Azione, Recensione, Thriller

L’UOMO SUL TRENO

Titolo OriginaleThe Commuter
NazioneU.S.A./Francia/Gran Bretagna
Anno Produzione2018
Durata104'
Fotografia

TRAMA

È una brutta giornata per Michael McCauley. Dopo dieci anni di viaggi in treno da Tarrytown a Manhattan, dove lavora come assicuratore, apprende di essere stato licenziato. Nel viaggio di ritorno verso casa incontra una sconosciuta che gli offre centomila dollari se riuscirà a identificare sul treno un passeggero di nome Prinn. Dapprima Michael pensa si tratti di uno scherzo, ma trova i soldi nel punto esatto indicato dalla donna. Con la scoperta del denaro cominciano i guai.

RECENSIONI

Liam Neeson è ormai icona di uomo sgualcito dalla vita costretto dagli eventi a salvare qualche membro della sua famiglia o a sventare intrighi internazionali, spesso entrambe le cose. Per raggiungere il suo scopo è disposto a tutto, ma per lo più prende a botte, soprattutto quando il minutaggio stringe, chiunque gli capiti a tiro. Con lo spagnolo Jaume Collet-Serra ha già collaborato tre volte, la penultima (Non-Stop, del 2014, stranamente nel nostro paese distribuito con il contagocce) piuttosto simile a The Commuter nel proporre la combine complotto su mezzo di trasporto. All’aereo si sostituisce infatti il treno e il plot fa incontrare Alfred Hitchcock (sconosciuti in carrozza che fanno proposte azzardate) con Agatha Christie (chi sarà il passeggero misterioso?). La prima parte, quella che imbastisce la vicenda, gode di una messa in scena efficace, sia perché le coordinate narrative sono in corsa come il treno e hanno modo di agganciare immediatamente lo spettatore bloccandogli, almeno nell’immediato, gli interrogativi sul nascere, ma anche per la capacità che il film ha di contestualizzare la vicenda senza perdersi nell’anonimato di una geografia vaga. Quella che destabilizza il protagonista non è una minaccia generica, ma colpisce proprio lui che va tutti i giorni da Tarrytown a Manhattan e i dettagli fanno la differenza perché danno credibilità all’improbabile soggetto.

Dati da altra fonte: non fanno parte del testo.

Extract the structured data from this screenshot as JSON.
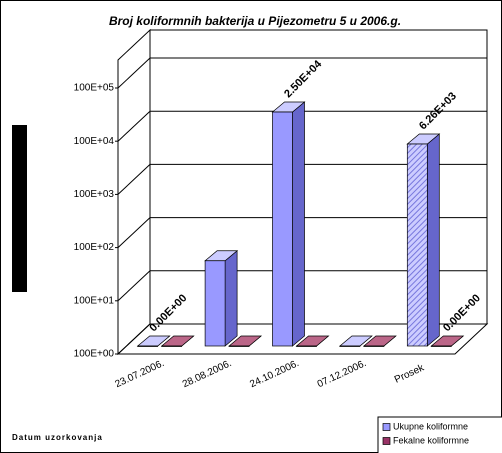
{
  "chart_data": {
    "type": "bar3d",
    "title": "Broj koliformnih bakterija u Pijezometru 5 u 2006.g.",
    "x_label": "Datum uzorkovanja",
    "categories": [
      "23.07.2006.",
      "28.08.2006.",
      "24.10.2006.",
      "07.12.2006.",
      "Prosek"
    ],
    "series": [
      {
        "name": "Ukupne koliformne",
        "color": "#9999ff",
        "values": [
          0,
          40,
          25000,
          0,
          6260
        ],
        "value_labels": [
          "0.00E+00",
          null,
          "2.50E+04",
          null,
          "6.26E+03"
        ]
      },
      {
        "name": "Fekalne koliformne",
        "color": "#993366",
        "values": [
          0,
          0,
          0,
          0,
          0
        ],
        "value_labels": [
          null,
          null,
          null,
          null,
          "0.00E+00"
        ]
      }
    ],
    "log_scale": true,
    "ylim": [
      1,
      100000
    ],
    "yticks": [
      {
        "value": 1,
        "label": "100E+00"
      },
      {
        "value": 10,
        "label": "100E+01"
      },
      {
        "value": 100,
        "label": "100E+02"
      },
      {
        "value": 1000,
        "label": "100E+03"
      },
      {
        "value": 10000,
        "label": "100E+04"
      },
      {
        "value": 100000,
        "label": "100E+05"
      }
    ],
    "grid": true
  }
}
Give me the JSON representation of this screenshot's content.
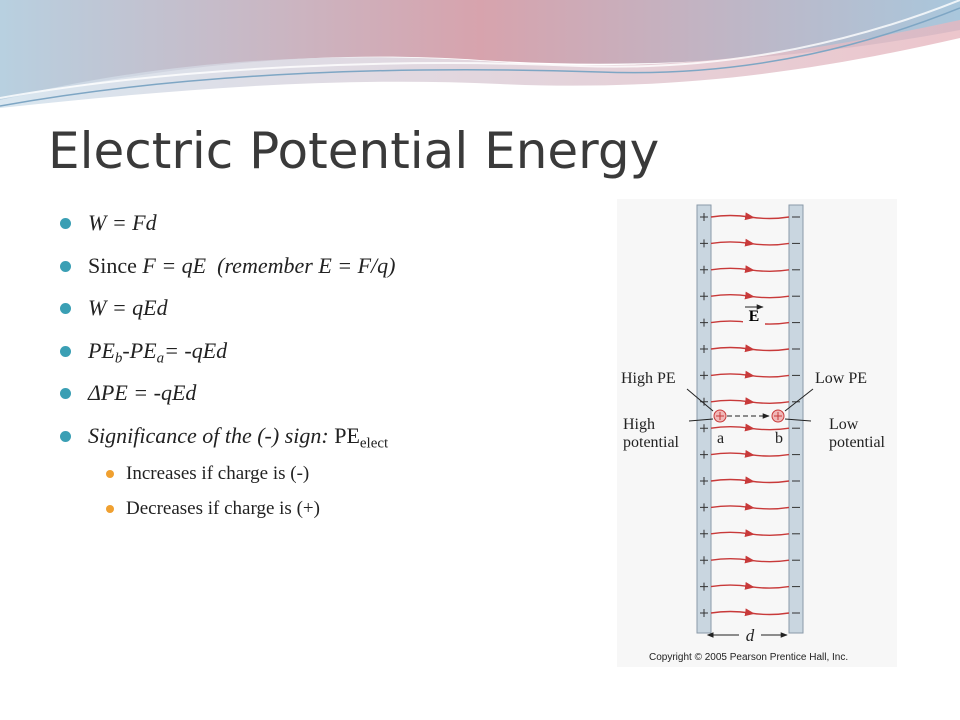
{
  "slide": {
    "title": "Electric Potential Energy",
    "bullets": [
      {
        "level": 1,
        "runs": [
          {
            "text": "W = Fd",
            "style": "italic"
          }
        ]
      },
      {
        "level": 1,
        "runs": [
          {
            "text": "Since ",
            "style": "normal"
          },
          {
            "text": "F = qE  (remember E = F/q)",
            "style": "italic"
          }
        ]
      },
      {
        "level": 1,
        "runs": [
          {
            "text": "W = qEd",
            "style": "italic"
          }
        ]
      },
      {
        "level": 1,
        "runs": [
          {
            "text": "PE",
            "style": "italic"
          },
          {
            "text": "b",
            "style": "italic-sub"
          },
          {
            "text": "-PE",
            "style": "italic"
          },
          {
            "text": "a",
            "style": "italic-sub"
          },
          {
            "text": "= -qEd",
            "style": "italic"
          }
        ]
      },
      {
        "level": 1,
        "runs": [
          {
            "text": "ΔPE = -qEd",
            "style": "italic"
          }
        ]
      },
      {
        "level": 1,
        "runs": [
          {
            "text": "Significance of the (-) sign: ",
            "style": "italic"
          },
          {
            "text": "PE",
            "style": "normal"
          },
          {
            "text": "elect",
            "style": "sub"
          }
        ]
      },
      {
        "level": 2,
        "runs": [
          {
            "text": "Increases if charge is (-)",
            "style": "normal"
          }
        ]
      },
      {
        "level": 2,
        "runs": [
          {
            "text": "Decreases if charge is (+)",
            "style": "normal"
          }
        ]
      }
    ]
  },
  "figure": {
    "field_label": "E",
    "high_pe": "High PE",
    "low_pe": "Low PE",
    "high_potential": [
      "High",
      "potential"
    ],
    "low_potential": [
      "Low",
      "potential"
    ],
    "point_a": "a",
    "point_b": "b",
    "distance": "d",
    "copyright": "Copyright © 2005 Pearson Prentice Hall, Inc."
  }
}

Come spesso accade le premesse sono migliori degli sviluppi che giocano costantemente al rialzo rendendo sempre più implausibili, e difficili da giustificare, le tappe verso la soluzione dell’intreccio. L’ansia da colpo di scena finisce quindi per stritolare il film impedendogli di uscire dalla griglia del genere che vuole che ogni interrogativo trovi forzata risposta (e che l’ordinary man, come da stereotipo, non sia poi così ordinary ma abbia un passato da poliziotto). Nella seconda parte un’azione stordente prende quindi il sopravvento e vanifica un po’ il tentativo di imprimere personalità all’opera. Peccato perché Collet-Serra ha raffinatezze visive estranee alla media degli action in circolazione. Basta pensare alla bellissima sequenza iniziale che, senza l’ausilio di didascalie e con la sola forza delle immagini, mostra carattere e abitudini del protagonista nel succedersi delle stagioni e di risvegli sempre uguali ma sempre diversi. Poi le finezze cedono il posto agli sganassoni e alla voracità di un thriller non servito da uno script sufficientemente compatto. Se il risultato scricchiola, ma regge, gran parte del merito è dell’icona che Neeson veste alla perfezione e dell’umanità che trapela nelle scelte non sempre lungimiranti del suo personaggio. Se il film non deraglia insieme al treno è proprio grazie alla sua maschera dolente e rabbiosa, da cui ci lasciamo condurre fiduciosi. Il resto fa solo rumore e si dimentica in fretta.